Eric Cantor’s boundless capacity for confusion

ERIC CANTOR’S BOUNDLESS CAPACITY FOR CONFUSION…. In his remarks to the U.S. Chamber of Commerce this week, President Obama committed to an agenda in which the public sector would lay a foundation for private-sector growth. House Majority Leader Eric Cantor (R-Va.) wasn’t quite sharp enough to understand the concept.

“As a government, we will help lay the foundation for you to grow and innovate and succeed,” Obama said. “We will upgrade our transportation and communication networks so you can move goods and information more quickly and more cheaply. We’ll invest in education so that you can hire the most skilled, talented workers in the world.
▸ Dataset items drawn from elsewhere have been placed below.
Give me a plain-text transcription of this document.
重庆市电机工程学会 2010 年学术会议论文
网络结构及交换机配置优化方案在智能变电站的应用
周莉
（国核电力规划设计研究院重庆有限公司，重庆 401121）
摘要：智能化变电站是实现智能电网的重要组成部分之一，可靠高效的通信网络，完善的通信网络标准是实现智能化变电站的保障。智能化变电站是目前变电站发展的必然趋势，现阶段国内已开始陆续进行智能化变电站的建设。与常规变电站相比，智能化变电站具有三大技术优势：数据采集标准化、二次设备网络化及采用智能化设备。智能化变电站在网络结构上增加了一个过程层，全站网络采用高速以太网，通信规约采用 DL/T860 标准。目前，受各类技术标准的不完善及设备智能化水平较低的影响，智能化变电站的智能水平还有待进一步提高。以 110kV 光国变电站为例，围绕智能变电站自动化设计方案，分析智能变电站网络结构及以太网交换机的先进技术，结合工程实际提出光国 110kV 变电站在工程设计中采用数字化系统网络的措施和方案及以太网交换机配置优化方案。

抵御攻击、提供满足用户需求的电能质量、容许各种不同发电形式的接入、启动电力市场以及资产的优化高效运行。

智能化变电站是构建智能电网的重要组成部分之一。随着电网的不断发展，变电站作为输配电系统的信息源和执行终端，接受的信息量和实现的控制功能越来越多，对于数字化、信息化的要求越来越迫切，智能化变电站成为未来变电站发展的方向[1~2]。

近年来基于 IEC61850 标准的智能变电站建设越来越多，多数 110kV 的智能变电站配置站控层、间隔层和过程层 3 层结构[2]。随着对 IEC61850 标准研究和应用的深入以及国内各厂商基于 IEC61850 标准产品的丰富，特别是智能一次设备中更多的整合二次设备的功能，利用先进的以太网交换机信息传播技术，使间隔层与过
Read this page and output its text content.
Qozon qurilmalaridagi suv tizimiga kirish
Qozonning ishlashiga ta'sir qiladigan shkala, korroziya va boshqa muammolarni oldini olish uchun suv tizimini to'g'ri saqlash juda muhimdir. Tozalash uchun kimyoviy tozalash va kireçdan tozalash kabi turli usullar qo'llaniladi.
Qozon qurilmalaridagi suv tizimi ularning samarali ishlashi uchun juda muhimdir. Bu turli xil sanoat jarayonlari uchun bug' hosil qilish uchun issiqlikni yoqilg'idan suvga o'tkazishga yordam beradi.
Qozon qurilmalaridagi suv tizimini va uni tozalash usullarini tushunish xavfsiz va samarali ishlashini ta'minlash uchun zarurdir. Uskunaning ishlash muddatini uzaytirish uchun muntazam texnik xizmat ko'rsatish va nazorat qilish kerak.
And we’ll work to knock down barriers that make it harder for you to compete, from the tax code to the regulatory system.”

The president added, “But I want to be clear: even as we make America the best place on Earth to do business, businesses also have a responsibility to America.” This, apparently, bothered the easily-befuddled Majority Leader.

House Majority Leader Eric Cantor (R-Va.) on Tuesday accused President Obama of seeking an inappropriate “quid pro quo” between private business and his administration.

Cantor said the president implied during an address Monday at the U.S. Chamber of Commerce that businesses should thank the White House for recent actions on taxes and trade by investing in the economy.

“This sort of quid pro quo — that if Washington acts to do whatever it is the president’s proposing, whether it’s reducing corporate rates or passing trade bills, that somehow business owes it to the country to do X, Y, Z — I think that misses the mark,” Cantor said.

Honestly, I get the sense Cantor’s conspicuous confusion is getting worse. Characterizing the president’s remarks as a call for a “quid pro quo” has all the sophistication of a junior-high debate-club argument.

Obama’s message wasn’t subtle, and shouldn’t have been tough for Cantor to comprehend. The White House, anxious to help spur more robust growth, envisions everyone playing their part in the recovery — government can help by making investments in infrastructure, research, and education, while businesses can help by expanding, competing, and hiring. Working together, the public and private sectors can work cooperatively to strengthen the middle class, create jobs, and expand opportunities.

To be offended by this is to be troubled by the basics of the American economy. To whine about this is to complain just to hear one’s own voice.

Also note the timing — the bewildered Majority Leader decided to bemoan the president’s remarks the day before a White House meeting between Obama, Cantor, Speaker John Boehner (R-Ohio) and Majority Whip Kevin McCarthy (R-Calif.).

Cantor said he intends to bring up his concerns with Obama directly. It’ll be a riveting discussion, I’m sure, just so long as the president remembers not to use any big words.